1. veroordeelde heeft rechtstreeks aan medeveroordeelde [bedrijf 1] en haar rechtsvoorgangers uitgekeerd: € 10.605.920 ( [bedrijf 2] ) + € 100.000 ( [bedrijf 3] ) + € 1.135.693 ( [bedrijf 1] ) =
€ 11.841.613,-;
2. veroordeelde heeft rechtstreeks aan medeveroordeelde [bedrijf 4] uitgekeerd:
€ 11.763.477,-;
3. veroordeelde heeft rechtstreeks aan medeveroordeelde [bedrijf 5] uitgekeerd:
€ 862.995,-;
4. veroordeelde heeft rechtstreeks aan medeveroordeelde [medeveroordeelde6] uitgekeerd:
€ 41.149,-;
5. veroordeelde heeft rechtstreeks aan medeveroordeelde [medeveroordeelde4] uitgekeerd:
€ 22.166,-;
6. veroordeelde heeft rechtstreeks aan medeveroordeelde [medeveroordeelde5] uitgekeerd:
€ 6.315,-;
7. veroordeelde heeft via [bedrijf 6] aan medeveroordeelde [medeveroordeelde3] uitgekeerd:
€ 103.000,-;
8. betalingen van veroordeelde – via [bedrijf 7] – aan medeveroordeelde [medeveroordeelde7] zijn verwerkt in de post “ [bedrijf 7] ” en als bedrijfskosten reeds in aftrek genomen;
9. betalingen van veroordeelde aan de bedrijven van medeveroordeelde [medeveroordeelde1] zijn verwerkt in de post “administratie advies” en als bedrijfskosten reeds in aftrek genomen;
10. betalingen van veroordeelde aan medeveroordeelde [medeveroordeelde8] zijn verwerkt in de post “lonen” en als bedrijfskosten reeds in aftrek genomen. Ook het loon van medeveroordeelde [medeveroordeelde9] is op die wijze al verwerkt en in aftrek genomen.

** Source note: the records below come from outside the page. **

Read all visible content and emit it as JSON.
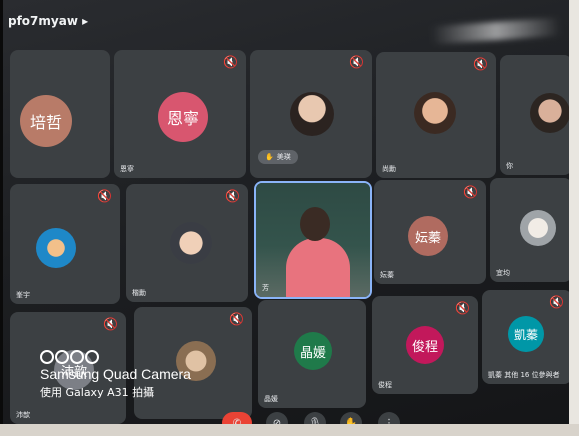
{
  "meeting_code": "pfo7myaw ▸",
  "participants": [
    {
      "id": "t1",
      "name": "",
      "avatar_text": "培哲",
      "avatar_color": "#b87b68"
    },
    {
      "id": "t2",
      "name": "恩寧",
      "avatar_text": "恩寧",
      "avatar_color": "#d8566f"
    },
    {
      "id": "t3",
      "name": "",
      "raise_label": "美瑛",
      "type": "photo"
    },
    {
      "id": "t4",
      "name": "尚勳",
      "type": "photo"
    },
    {
      "id": "t5",
      "name": "你",
      "type": "photo"
    },
    {
      "id": "t6",
      "name": "峯宇",
      "type": "photo"
    },
    {
      "id": "t7",
      "name": "楷勳",
      "type": "photo"
    },
    {
      "id": "t8",
      "name": "芳",
      "type": "video"
    },
    {
      "id": "t9",
      "name": "妘蓁",
      "avatar_text": "妘蓁",
      "avatar_color": "#b06b60"
    },
    {
      "id": "t10",
      "name": "宜均",
      "type": "photo"
    },
    {
      "id": "t11",
      "name": "沛歆",
      "avatar_text": "沛歆",
      "avatar_color": "#7c7f86"
    },
    {
      "id": "t12",
      "name": "",
      "type": "photo"
    },
    {
      "id": "t13",
      "name": "晶媛",
      "avatar_text": "晶媛",
      "avatar_color": "#1f7a4a"
    },
    {
      "id": "t14",
      "name": "俊程",
      "avatar_text": "俊程",
      "avatar_color": "#c2185b"
    },
    {
      "id": "t15",
      "name": "凱蓁",
      "avatar_text": "凱蓁",
      "avatar_color": "#0097a7",
      "extra": "其他 16 位參與者"
    }
  ],
  "camera_watermark": {
    "line1": "Samsung Quad Camera",
    "line2": "使用 Galaxy A31 拍攝"
  },
  "controls": {
    "end": "✆",
    "camera": "⊘",
    "mic": "🎙",
    "hand": "✋",
    "more": "⋮"
  },
  "icons": {
    "mute": "🔇"
  }
}
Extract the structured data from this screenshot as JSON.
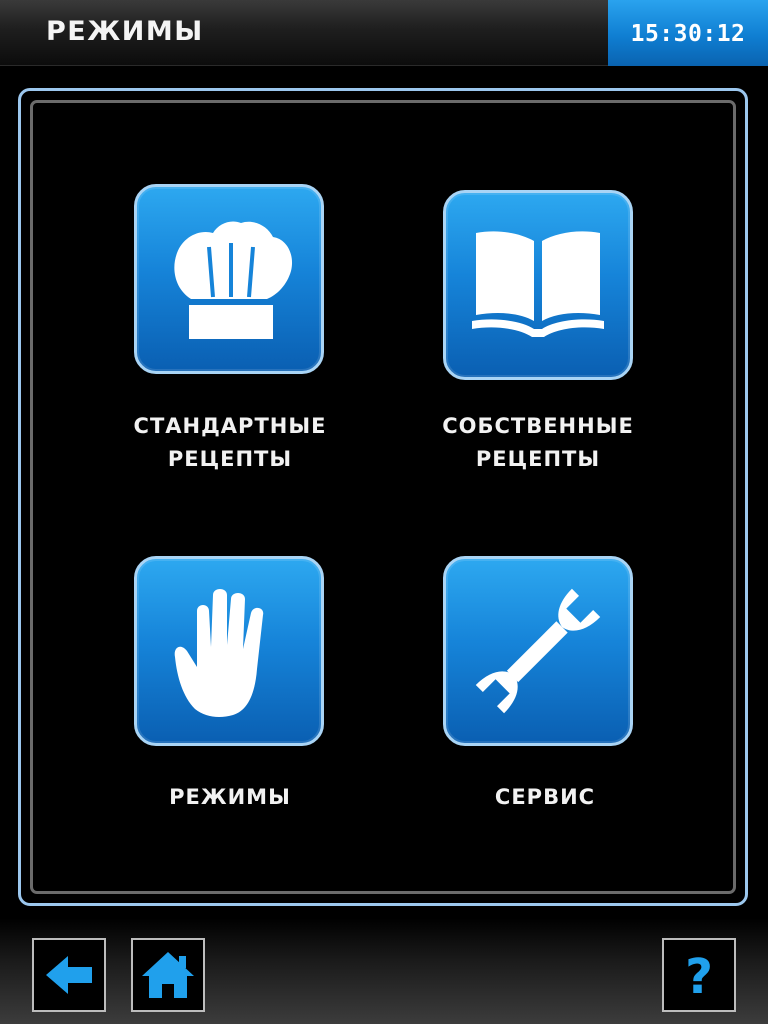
{
  "header": {
    "title": "РЕЖИМЫ",
    "time": "15:30:12"
  },
  "tiles": [
    {
      "icon": "chef-hat-icon",
      "label_line1": "СТАНДАРТНЫЕ",
      "label_line2": "РЕЦЕПТЫ"
    },
    {
      "icon": "open-book-icon",
      "label_line1": "СОБСТВЕННЫЕ",
      "label_line2": "РЕЦЕПТЫ"
    },
    {
      "icon": "hand-icon",
      "label_line1": "РЕЖИМЫ"
    },
    {
      "icon": "wrench-icon",
      "label_line1": "СЕРВИС"
    }
  ],
  "nav": {
    "back_icon": "back-arrow-icon",
    "home_icon": "home-icon",
    "help_icon": "help-icon",
    "help_symbol": "?"
  },
  "colors": {
    "accent": "#1684d9",
    "tile_border": "#a9d4f5",
    "frame_border": "#9cc7ee",
    "icon_blue": "#20a0ec"
  }
}
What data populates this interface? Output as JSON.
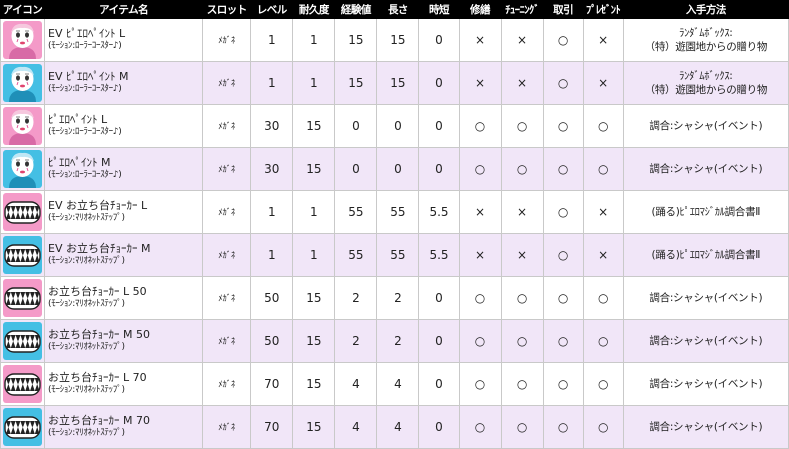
{
  "table": {
    "headers": [
      "アイコン",
      "アイテム名",
      "スロット",
      "レベル",
      "耐久度",
      "経験値",
      "長さ",
      "時短",
      "修繕",
      "ﾁｭｰﾆﾝｸﾞ",
      "取引",
      "ﾌﾟﾚｾﾞﾝﾄ",
      "入手方法"
    ],
    "rows": [
      {
        "icon": "face-pink-icon",
        "bg": "pink",
        "name": "EV ﾋﾟｴﾛﾍﾟｲﾝﾄ L",
        "sub": "(ﾓｰｼｮﾝ:ﾛｰﾗｰｺｰｽﾀｰ♪)",
        "slot": "ﾒｶﾞﾈ",
        "level": "1",
        "durability": "1",
        "exp": "15",
        "length": "15",
        "short": "0",
        "repair": "×",
        "tuning": "×",
        "trade": "○",
        "present": "×",
        "method1": "ﾗﾝﾀﾞﾑﾎﾞｯｸｽ:",
        "method2": "（特）遊園地からの贈り物"
      },
      {
        "icon": "face-blue-icon",
        "bg": "blue",
        "name": "EV ﾋﾟｴﾛﾍﾟｲﾝﾄ M",
        "sub": "(ﾓｰｼｮﾝ:ﾛｰﾗｰｺｰｽﾀｰ♪)",
        "slot": "ﾒｶﾞﾈ",
        "level": "1",
        "durability": "1",
        "exp": "15",
        "length": "15",
        "short": "0",
        "repair": "×",
        "tuning": "×",
        "trade": "○",
        "present": "×",
        "method1": "ﾗﾝﾀﾞﾑﾎﾞｯｸｽ:",
        "method2": "（特）遊園地からの贈り物"
      },
      {
        "icon": "face-pink-icon",
        "bg": "pink",
        "name": "ﾋﾟｴﾛﾍﾟｲﾝﾄ L",
        "sub": "(ﾓｰｼｮﾝ:ﾛｰﾗｰｺｰｽﾀｰ♪)",
        "slot": "ﾒｶﾞﾈ",
        "level": "30",
        "durability": "15",
        "exp": "0",
        "length": "0",
        "short": "0",
        "repair": "○",
        "tuning": "○",
        "trade": "○",
        "present": "○",
        "method1": "調合:シャシャ(イベント)",
        "method2": ""
      },
      {
        "icon": "face-blue-icon",
        "bg": "blue",
        "name": "ﾋﾟｴﾛﾍﾟｲﾝﾄ M",
        "sub": "(ﾓｰｼｮﾝ:ﾛｰﾗｰｺｰｽﾀｰ♪)",
        "slot": "ﾒｶﾞﾈ",
        "level": "30",
        "durability": "15",
        "exp": "0",
        "length": "0",
        "short": "0",
        "repair": "○",
        "tuning": "○",
        "trade": "○",
        "present": "○",
        "method1": "調合:シャシャ(イベント)",
        "method2": ""
      },
      {
        "icon": "mouth-pink-icon",
        "bg": "pink",
        "name": "EV お立ち台ﾁｮｰｶｰ L",
        "sub": "(ﾓｰｼｮﾝ:ﾏﾘｵﾈｯﾄｽﾃｯﾌﾟ)",
        "slot": "ﾒｶﾞﾈ",
        "level": "1",
        "durability": "1",
        "exp": "55",
        "length": "55",
        "short": "5.5",
        "repair": "×",
        "tuning": "×",
        "trade": "○",
        "present": "×",
        "method1": "(踊る)ﾋﾟｴﾛﾏｼﾞｶﾙ調合書Ⅱ",
        "method2": ""
      },
      {
        "icon": "mouth-blue-icon",
        "bg": "blue",
        "name": "EV お立ち台ﾁｮｰｶｰ M",
        "sub": "(ﾓｰｼｮﾝ:ﾏﾘｵﾈｯﾄｽﾃｯﾌﾟ)",
        "slot": "ﾒｶﾞﾈ",
        "level": "1",
        "durability": "1",
        "exp": "55",
        "length": "55",
        "short": "5.5",
        "repair": "×",
        "tuning": "×",
        "trade": "○",
        "present": "×",
        "method1": "(踊る)ﾋﾟｴﾛﾏｼﾞｶﾙ調合書Ⅱ",
        "method2": ""
      },
      {
        "icon": "mouth-pink-icon",
        "bg": "pink",
        "name": "お立ち台ﾁｮｰｶｰ L 50",
        "sub": "(ﾓｰｼｮﾝ:ﾏﾘｵﾈｯﾄｽﾃｯﾌﾟ)",
        "slot": "ﾒｶﾞﾈ",
        "level": "50",
        "durability": "15",
        "exp": "2",
        "length": "2",
        "short": "0",
        "repair": "○",
        "tuning": "○",
        "trade": "○",
        "present": "○",
        "method1": "調合:シャシャ(イベント)",
        "method2": ""
      },
      {
        "icon": "mouth-blue-icon",
        "bg": "blue",
        "name": "お立ち台ﾁｮｰｶｰ M 50",
        "sub": "(ﾓｰｼｮﾝ:ﾏﾘｵﾈｯﾄｽﾃｯﾌﾟ)",
        "slot": "ﾒｶﾞﾈ",
        "level": "50",
        "durability": "15",
        "exp": "2",
        "length": "2",
        "short": "0",
        "repair": "○",
        "tuning": "○",
        "trade": "○",
        "present": "○",
        "method1": "調合:シャシャ(イベント)",
        "method2": ""
      },
      {
        "icon": "mouth-pink-icon",
        "bg": "pink",
        "name": "お立ち台ﾁｮｰｶｰ L 70",
        "sub": "(ﾓｰｼｮﾝ:ﾏﾘｵﾈｯﾄｽﾃｯﾌﾟ)",
        "slot": "ﾒｶﾞﾈ",
        "level": "70",
        "durability": "15",
        "exp": "4",
        "length": "4",
        "short": "0",
        "repair": "○",
        "tuning": "○",
        "trade": "○",
        "present": "○",
        "method1": "調合:シャシャ(イベント)",
        "method2": ""
      },
      {
        "icon": "mouth-blue-icon",
        "bg": "blue",
        "name": "お立ち台ﾁｮｰｶｰ M 70",
        "sub": "(ﾓｰｼｮﾝ:ﾏﾘｵﾈｯﾄｽﾃｯﾌﾟ)",
        "slot": "ﾒｶﾞﾈ",
        "level": "70",
        "durability": "15",
        "exp": "4",
        "length": "4",
        "short": "0",
        "repair": "○",
        "tuning": "○",
        "trade": "○",
        "present": "○",
        "method1": "調合:シャシャ(イベント)",
        "method2": ""
      }
    ]
  },
  "colors": {
    "header_bg": "#000000",
    "header_text": "#ffffff",
    "row_alt_bg": "#f1e6f8",
    "icon_pink": "#f49ac8",
    "icon_blue": "#44bfe4"
  }
}
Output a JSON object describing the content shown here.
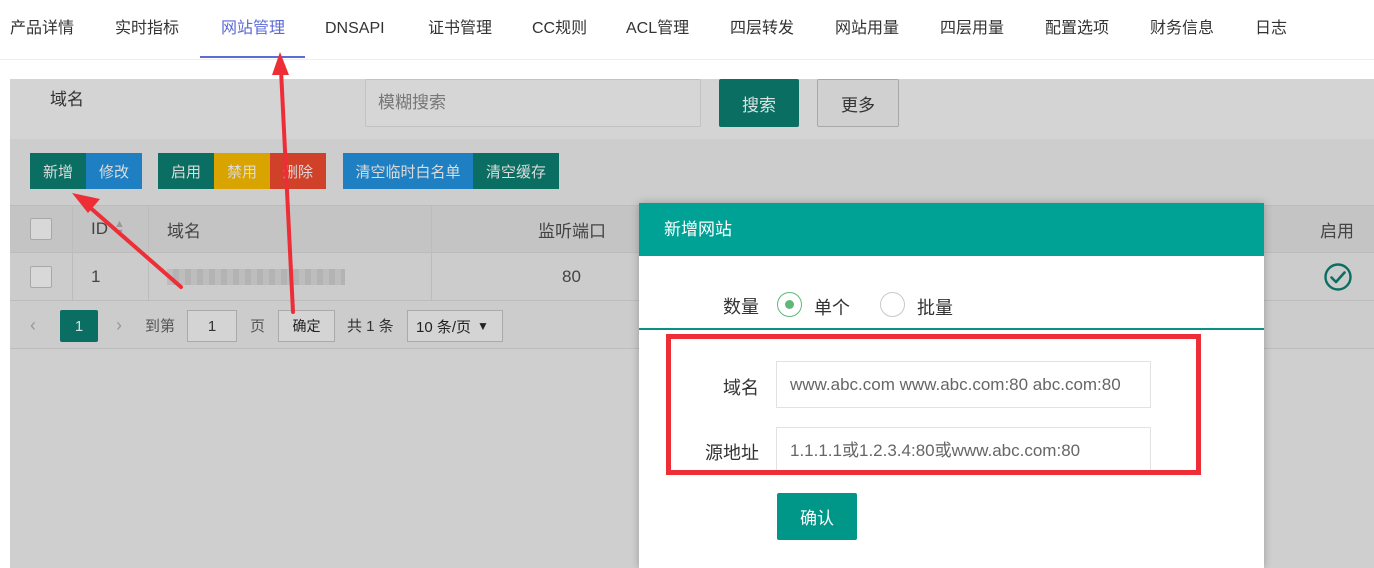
{
  "tabs": [
    "产品详情",
    "实时指标",
    "网站管理",
    "DNSAPI",
    "证书管理",
    "CC规则",
    "ACL管理",
    "四层转发",
    "网站用量",
    "四层用量",
    "配置选项",
    "财务信息",
    "日志"
  ],
  "active_tab": "网站管理",
  "search": {
    "label": "域名",
    "placeholder": "模糊搜索",
    "search_button": "搜索",
    "more_button": "更多"
  },
  "toolbar": {
    "add": "新增",
    "edit": "修改",
    "enable": "启用",
    "disable": "禁用",
    "delete": "删除",
    "clear_whitelist": "清空临时白名单",
    "clear_cache": "清空缓存"
  },
  "table": {
    "columns": {
      "id": "ID",
      "domain": "域名",
      "port": "监听端口",
      "enabled": "启用"
    },
    "rows": [
      {
        "id": "1",
        "port": "80"
      }
    ]
  },
  "pager": {
    "current": "1",
    "goto_label": "到第",
    "page_input": "1",
    "page_unit": "页",
    "confirm": "确定",
    "total": "共 1 条",
    "per_page": "10 条/页"
  },
  "modal": {
    "title": "新增网站",
    "quantity_label": "数量",
    "option_single": "单个",
    "option_batch": "批量",
    "domain_label": "域名",
    "domain_placeholder": "www.abc.com www.abc.com:80 abc.com:80",
    "source_label": "源地址",
    "source_placeholder": "1.1.1.1或1.2.3.4:80或www.abc.com:80",
    "confirm": "确认"
  },
  "colors": {
    "teal": "#009688",
    "dark_teal": "#0b6e62",
    "active_tab": "#5c6bd6",
    "annotation": "#ee2e36",
    "blue_btn": "#1e7fc2",
    "yellow_btn": "#d9a300",
    "red_btn": "#d1412a"
  }
}
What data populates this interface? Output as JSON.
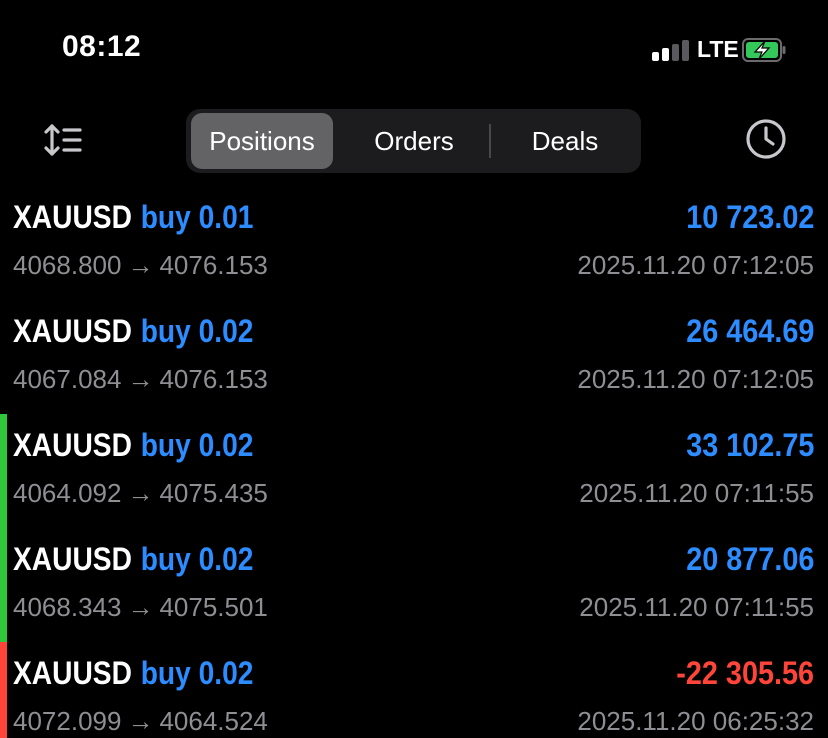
{
  "status_bar": {
    "time": "08:12",
    "network": "LTE",
    "signal_bars_active": 2,
    "battery_charging": true,
    "colors": {
      "battery_fill": "#34c759"
    }
  },
  "toolbar": {
    "sort_icon": "sort-icon",
    "history_icon": "clock-icon",
    "tabs": [
      {
        "label": "Positions",
        "active": true
      },
      {
        "label": "Orders",
        "active": false
      },
      {
        "label": "Deals",
        "active": false
      }
    ]
  },
  "colors": {
    "buy": "#2d8cff",
    "profit_positive": "#2d8cff",
    "profit_negative": "#ff453a",
    "indicator_green": "#30c83a",
    "indicator_red": "#ff453a",
    "secondary_text": "#8e8e93"
  },
  "positions": [
    {
      "symbol": "XAUUSD",
      "side": "buy",
      "volume": "0.01",
      "open_price": "4068.800",
      "arrow": "→",
      "current_price": "4076.153",
      "profit": "10 723.02",
      "time": "2025.11.20 07:12:05",
      "profit_color": "#2d8cff",
      "indicator_color": ""
    },
    {
      "symbol": "XAUUSD",
      "side": "buy",
      "volume": "0.02",
      "open_price": "4067.084",
      "arrow": "→",
      "current_price": "4076.153",
      "profit": "26 464.69",
      "time": "2025.11.20 07:12:05",
      "profit_color": "#2d8cff",
      "indicator_color": ""
    },
    {
      "symbol": "XAUUSD",
      "side": "buy",
      "volume": "0.02",
      "open_price": "4064.092",
      "arrow": "→",
      "current_price": "4075.435",
      "profit": "33 102.75",
      "time": "2025.11.20 07:11:55",
      "profit_color": "#2d8cff",
      "indicator_color": "#30c83a"
    },
    {
      "symbol": "XAUUSD",
      "side": "buy",
      "volume": "0.02",
      "open_price": "4068.343",
      "arrow": "→",
      "current_price": "4075.501",
      "profit": "20 877.06",
      "time": "2025.11.20 07:11:55",
      "profit_color": "#2d8cff",
      "indicator_color": "#30c83a"
    },
    {
      "symbol": "XAUUSD",
      "side": "buy",
      "volume": "0.02",
      "open_price": "4072.099",
      "arrow": "→",
      "current_price": "4064.524",
      "profit": "-22 305.56",
      "time": "2025.11.20 06:25:32",
      "profit_color": "#ff453a",
      "indicator_color": "#ff453a"
    }
  ]
}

11. de (andere) medeveroordeelden hebben hun wederrechtelijk verkregen voordeel (voor het overige) ontvangen van anderen dan veroordeelde.
Het betreft opgeteld om de volgende bedragen:
€ 11.763.477,- aan [bedrijf 4]
€ 10.705.920,- aan [bedrijf 2] en [bedrijf 3]
€ 1.135.693,- aan [bedrijf 1]
€ 862.995,- aan [bedrijf 5]
€ 41.149,- aan Stijn [medeveroordeelde6]
€ 22.166,- aan [medeveroordeelde4]
€ 6.315,- aan [medeveroordeelde5]
€ 103.000,-aan [medeveroordeelde3]
Het bedrag van € 24.640.715,- zal de rechtbank in mindering brengen op het hiervoor vastgestelde wederrechtelijk verkregen voordeel van € 29.479.604,-, zodat de rechtbank komt tot de vaststelling van het door veroordeelde verkregen wederrechtelijke voordeel van
€
4.838.889,-.
De doorbetalingen die veroordeelde heeft gedaan aan andere personen, neemt de rechtbank niet in aftrek.
De vordering van veroordeelde op [bedrijf 8] laat de rechtbank in de berekening van het wederrechtelijk verkregen voordeel buiten beschouwing.